I’ve mentioned before in my books, as well as earlier in this one, that I was first hired by the NCI as a technician on June 10, 1980 to work in the fermentation chemistries program at Fort Detrick in Maryland. In effect, we were the hired guns, the technicians in the lab, figuring out how to complete the studies of the god-like “principal investigators.” In the public health hierarchy, you should think of the principal investigators as akin to the general of an army. As lab technicians, we were like the boots on the ground. The general might say “I want you to take that hill! Get ready to charge!” and we’d be expected to do it.

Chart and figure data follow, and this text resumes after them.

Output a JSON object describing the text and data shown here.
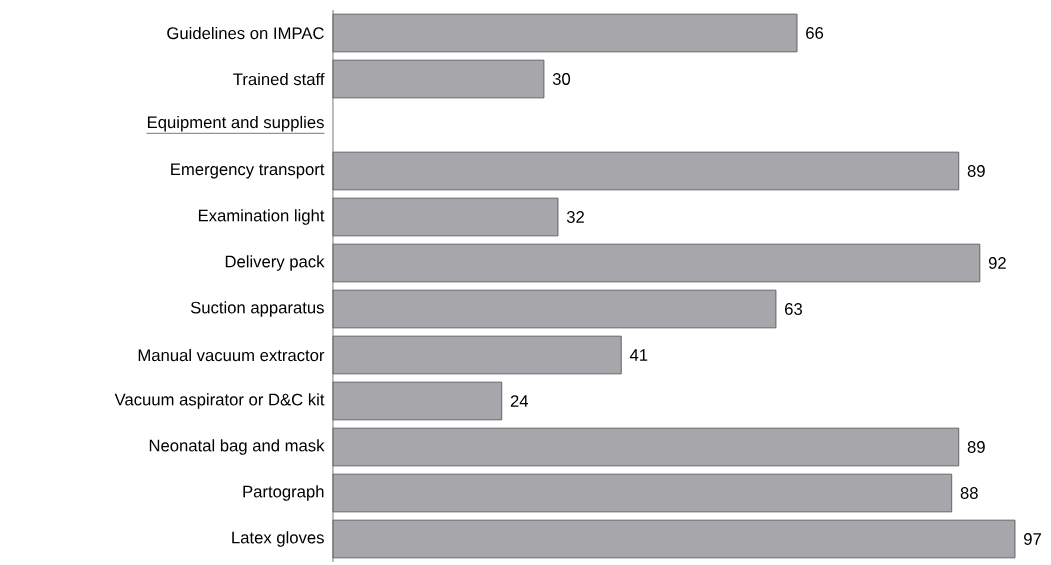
{
  "chart_data": {
    "type": "bar",
    "orientation": "horizontal",
    "categories": [
      "Guidelines on IMPAC",
      "Trained staff",
      "Equipment and supplies",
      "Emergency transport",
      "Examination light",
      "Delivery pack",
      "Suction apparatus",
      "Manual vacuum extractor",
      "Vacuum aspirator or D&C kit",
      "Neonatal bag and mask",
      "Partograph",
      "Latex gloves"
    ],
    "values": [
      66,
      30,
      null,
      89,
      32,
      92,
      63,
      41,
      24,
      89,
      88,
      97
    ],
    "color": "#a6a6ab",
    "data_labels": true
  }
}
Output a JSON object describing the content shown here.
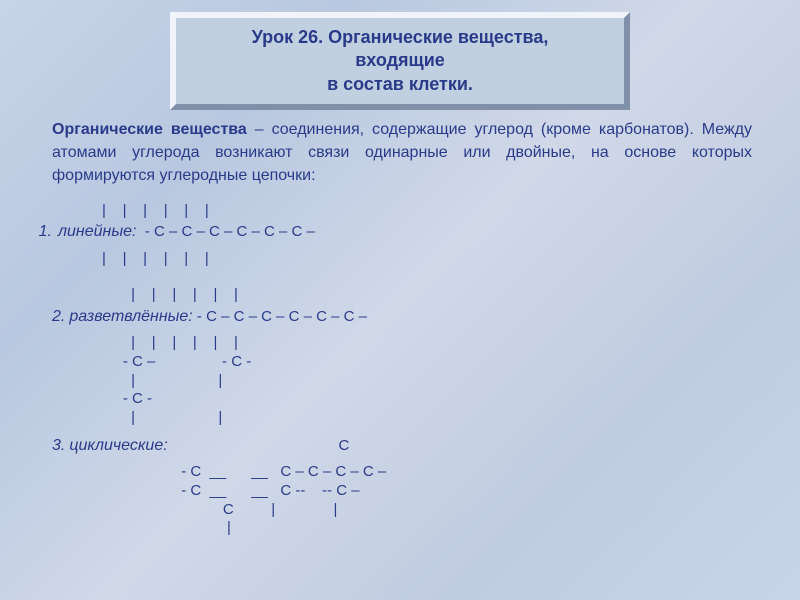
{
  "colors": {
    "text": "#2a3a8a",
    "title_bg": "#c0d0e0",
    "title_border_light": "#f0f4fa",
    "title_border_dark": "#8090a8",
    "slide_bg_gradient": [
      "#c8d4e8",
      "#b8c8e0",
      "#d0d8e8",
      "#c0cce0",
      "#c8d4e8"
    ]
  },
  "typography": {
    "title_fontsize": 18,
    "body_fontsize": 16,
    "chain_fontsize": 15,
    "font_family": "Arial"
  },
  "title": {
    "line1": "Урок 26. Органические вещества,",
    "line2": "входящие",
    "line3": "в состав клетки."
  },
  "definition": {
    "term": "Органические вещества",
    "rest": " – соединения, содержащие углерод (кроме карбонатов). Между атомами углерода возникают связи одинарные или двойные, на основе которых формируются углеродные цепочки:"
  },
  "sections": {
    "s1": {
      "num": "1.",
      "label": "линейные:",
      "ticks": "            |    |    |    |    |    |",
      "chain": "  - С – С – С – С – С – С –",
      "ticks2": "            |    |    |    |    |    |"
    },
    "s2": {
      "num": "2.",
      "label": "разветвлённые:",
      "ticks": "                   |    |    |    |    |    |",
      "chain": " - С – С – С – С – С – С –",
      "ticks2": "                   |    |    |    |    |    |",
      "row2": "                 - С –                - С -",
      "ticks3": "                   |                    |",
      "row3": "                 - С -",
      "ticks4": "                   |                    |"
    },
    "s3": {
      "num": "3.",
      "label": "циклические:",
      "r1": "                                         С",
      "r2": "                               - С  __      __   С – С – С – С –",
      "r3": "                               - С  __      __   С --    -- С –",
      "r4": "                                         С         |              |",
      "r5": "                                          |"
    }
  }
}
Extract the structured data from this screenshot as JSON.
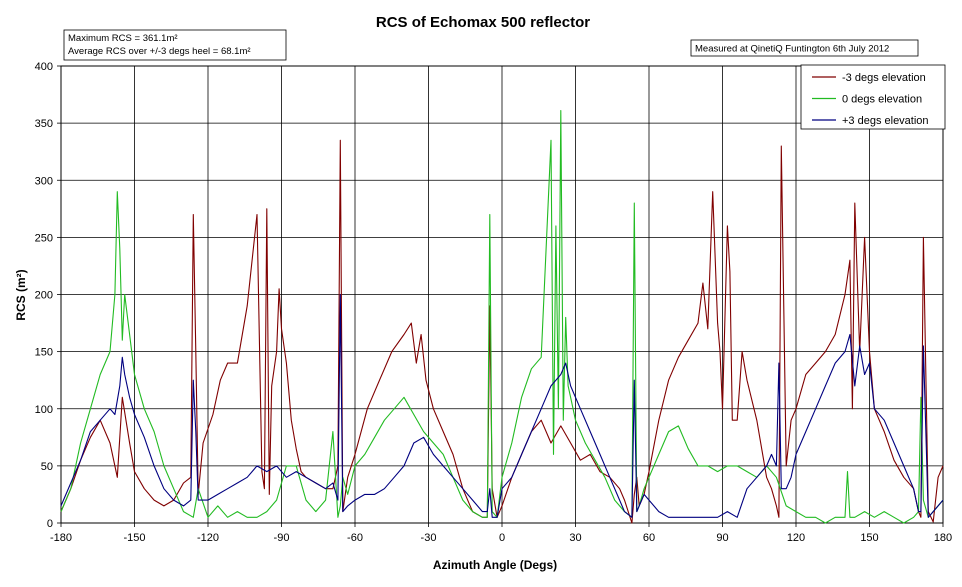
{
  "chart_data": {
    "type": "line",
    "title": "RCS of Echomax 500 reflector",
    "xlabel": "Azimuth Angle (Degs)",
    "ylabel": "RCS (m²)",
    "xlim": [
      -180,
      180
    ],
    "ylim": [
      0,
      400
    ],
    "x_ticks": [
      "-180",
      "-150",
      "-120",
      "-90",
      "-60",
      "-30",
      "0",
      "30",
      "60",
      "90",
      "120",
      "150",
      "180"
    ],
    "y_ticks": [
      "0",
      "50",
      "100",
      "150",
      "200",
      "250",
      "300",
      "350",
      "400"
    ],
    "grid": true,
    "legend_position": "top-right",
    "annotations": {
      "stats_line1": "Maximum RCS = 361.1m²",
      "stats_line2": "Average RCS over +/-3 degs heel = 68.1m²",
      "measured": "Measured at QinetiQ Funtington 6th July 2012"
    },
    "series": [
      {
        "name": "-3 degs elevation",
        "color": "#800000",
        "x": [
          -180,
          -176,
          -172,
          -168,
          -164,
          -160,
          -157,
          -155,
          -152,
          -150,
          -146,
          -142,
          -138,
          -134,
          -130,
          -127,
          -126,
          -125,
          -124,
          -122,
          -118,
          -115,
          -112,
          -108,
          -104,
          -100,
          -98,
          -97,
          -96,
          -95,
          -94,
          -92,
          -91,
          -90,
          -88,
          -86,
          -84,
          -82,
          -80,
          -76,
          -72,
          -69,
          -67,
          -66,
          -65,
          -63,
          -60,
          -55,
          -50,
          -45,
          -40,
          -37,
          -35,
          -33,
          -31,
          -28,
          -24,
          -20,
          -16,
          -12,
          -8,
          -6,
          -5,
          -4,
          -2,
          0,
          4,
          8,
          12,
          16,
          20,
          24,
          28,
          32,
          36,
          40,
          44,
          48,
          50,
          53,
          54,
          55,
          56,
          58,
          60,
          64,
          68,
          72,
          76,
          80,
          82,
          84,
          86,
          88,
          89,
          90,
          92,
          93,
          94,
          96,
          98,
          100,
          104,
          108,
          110,
          112,
          113,
          114,
          116,
          118,
          120,
          124,
          128,
          132,
          136,
          140,
          142,
          143,
          144,
          146,
          148,
          150,
          152,
          156,
          160,
          164,
          168,
          170,
          171,
          172,
          174,
          176,
          178,
          180
        ],
        "y": [
          10,
          30,
          55,
          75,
          90,
          70,
          40,
          110,
          70,
          45,
          30,
          20,
          15,
          20,
          35,
          40,
          270,
          150,
          25,
          70,
          95,
          125,
          140,
          140,
          190,
          270,
          45,
          30,
          275,
          25,
          120,
          150,
          205,
          170,
          140,
          90,
          65,
          45,
          40,
          35,
          30,
          30,
          50,
          335,
          10,
          40,
          60,
          100,
          125,
          150,
          165,
          175,
          140,
          165,
          125,
          100,
          80,
          60,
          30,
          10,
          5,
          5,
          190,
          30,
          5,
          15,
          40,
          60,
          80,
          90,
          70,
          85,
          70,
          55,
          60,
          45,
          40,
          30,
          20,
          0,
          25,
          40,
          15,
          25,
          45,
          90,
          125,
          145,
          160,
          175,
          210,
          170,
          290,
          175,
          150,
          100,
          260,
          220,
          90,
          90,
          150,
          125,
          90,
          40,
          30,
          15,
          5,
          330,
          50,
          90,
          100,
          130,
          140,
          150,
          165,
          200,
          230,
          100,
          280,
          150,
          250,
          150,
          100,
          80,
          55,
          40,
          30,
          10,
          5,
          250,
          10,
          1,
          40,
          50
        ]
      },
      {
        "name": "0 degs elevation",
        "color": "#22bb22",
        "x": [
          -180,
          -176,
          -172,
          -168,
          -164,
          -160,
          -158,
          -157,
          -156,
          -155,
          -154,
          -150,
          -146,
          -142,
          -138,
          -134,
          -130,
          -126,
          -124,
          -120,
          -116,
          -112,
          -108,
          -104,
          -100,
          -96,
          -92,
          -88,
          -84,
          -80,
          -76,
          -72,
          -69,
          -67,
          -66,
          -65,
          -63,
          -60,
          -56,
          -52,
          -48,
          -44,
          -40,
          -36,
          -32,
          -28,
          -24,
          -20,
          -16,
          -12,
          -8,
          -6,
          -5,
          -4,
          -2,
          0,
          4,
          8,
          12,
          16,
          20,
          21,
          22,
          23,
          24,
          25,
          26,
          27,
          28,
          30,
          34,
          38,
          42,
          46,
          50,
          53,
          54,
          55,
          56,
          58,
          60,
          64,
          68,
          72,
          76,
          80,
          84,
          88,
          92,
          96,
          100,
          104,
          108,
          112,
          116,
          120,
          124,
          128,
          132,
          136,
          140,
          141,
          142,
          144,
          148,
          152,
          156,
          160,
          164,
          168,
          170,
          171,
          172,
          174,
          176,
          178,
          180
        ],
        "y": [
          10,
          30,
          70,
          100,
          130,
          150,
          200,
          290,
          240,
          160,
          200,
          130,
          100,
          80,
          50,
          30,
          10,
          5,
          30,
          5,
          15,
          5,
          10,
          5,
          5,
          10,
          20,
          50,
          50,
          20,
          10,
          20,
          80,
          5,
          15,
          40,
          25,
          50,
          60,
          75,
          90,
          100,
          110,
          95,
          80,
          70,
          60,
          40,
          20,
          10,
          5,
          5,
          270,
          10,
          5,
          40,
          70,
          110,
          135,
          145,
          335,
          60,
          260,
          100,
          361,
          90,
          180,
          120,
          110,
          90,
          70,
          55,
          40,
          20,
          10,
          5,
          280,
          10,
          15,
          30,
          40,
          60,
          80,
          85,
          65,
          50,
          50,
          45,
          50,
          50,
          45,
          40,
          50,
          40,
          15,
          10,
          5,
          5,
          0,
          5,
          5,
          45,
          5,
          5,
          10,
          5,
          10,
          5,
          0,
          5,
          10,
          110,
          20,
          5,
          10,
          15,
          20
        ]
      },
      {
        "name": "+3 degs elevation",
        "color": "#000080",
        "x": [
          -180,
          -176,
          -172,
          -168,
          -164,
          -160,
          -158,
          -156,
          -155,
          -154,
          -152,
          -150,
          -146,
          -142,
          -138,
          -134,
          -130,
          -127,
          -126,
          -125,
          -124,
          -120,
          -116,
          -112,
          -108,
          -104,
          -100,
          -96,
          -92,
          -88,
          -84,
          -80,
          -76,
          -72,
          -69,
          -67,
          -66,
          -65,
          -63,
          -60,
          -56,
          -52,
          -48,
          -44,
          -40,
          -36,
          -32,
          -28,
          -24,
          -20,
          -16,
          -12,
          -8,
          -6,
          -5,
          -4,
          -2,
          0,
          4,
          8,
          12,
          16,
          20,
          24,
          26,
          28,
          32,
          36,
          40,
          44,
          48,
          50,
          53,
          54,
          55,
          56,
          58,
          60,
          64,
          68,
          72,
          76,
          80,
          84,
          88,
          92,
          96,
          100,
          104,
          108,
          110,
          112,
          113,
          114,
          116,
          118,
          120,
          124,
          128,
          132,
          136,
          140,
          142,
          144,
          146,
          148,
          150,
          152,
          156,
          160,
          164,
          168,
          170,
          171,
          172,
          174,
          176,
          178,
          180
        ],
        "y": [
          15,
          35,
          55,
          80,
          90,
          100,
          95,
          120,
          145,
          130,
          110,
          95,
          75,
          50,
          30,
          20,
          15,
          20,
          125,
          80,
          20,
          20,
          25,
          30,
          35,
          40,
          50,
          45,
          50,
          40,
          45,
          40,
          35,
          30,
          35,
          20,
          200,
          10,
          15,
          20,
          25,
          25,
          30,
          40,
          50,
          70,
          75,
          60,
          50,
          40,
          30,
          20,
          10,
          10,
          30,
          5,
          5,
          30,
          40,
          60,
          80,
          100,
          120,
          130,
          140,
          120,
          100,
          80,
          60,
          40,
          20,
          10,
          5,
          125,
          10,
          15,
          25,
          20,
          10,
          5,
          5,
          5,
          5,
          5,
          5,
          10,
          5,
          30,
          40,
          50,
          60,
          50,
          140,
          30,
          30,
          40,
          60,
          80,
          100,
          120,
          140,
          150,
          165,
          120,
          155,
          130,
          140,
          100,
          90,
          70,
          50,
          30,
          10,
          10,
          155,
          5,
          10,
          15,
          20
        ]
      }
    ]
  }
}
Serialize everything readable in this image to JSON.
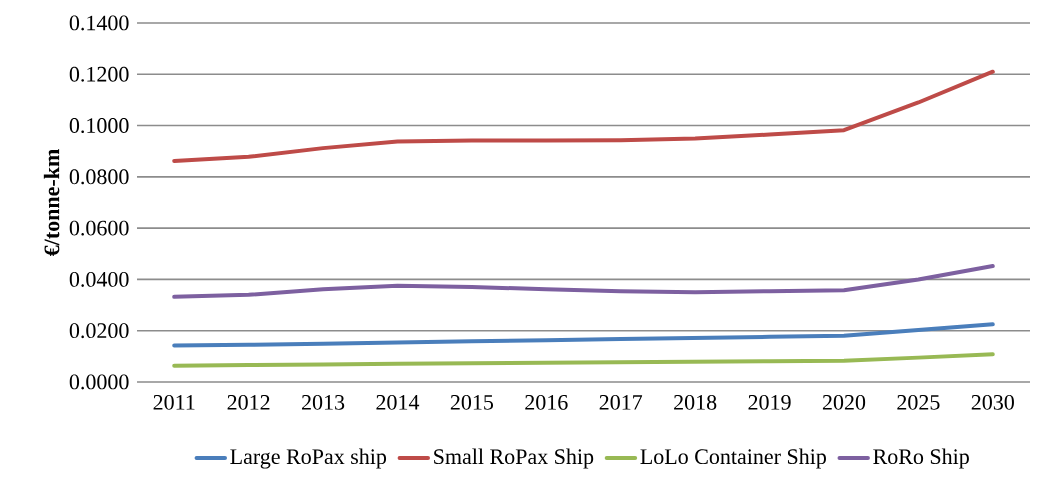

But if you’re a smart soldier, you take a look at the hill, note the enemy fortifications and the location of machine gun nests, and say to yourself, “If we charge up that hill, we’re going to get mowed down by those machine guns.”
You then go to your sergeant and say, “Sir, we’re going to get slaughtered if we charge up that hill. But there’s a steep canyon on the other side that’s unguarded and I think we can surprise them.”
Hopefully your sergeant has an ounce of brains and thinks, Do I want to be praised for executing the order exactly as the general gave it, fail to take the hill, and get all my men killed? Or do I want to take the risk the general gets mad I didn’t fulfill the order as he gave it, but I capture the hill and save the lives of my men?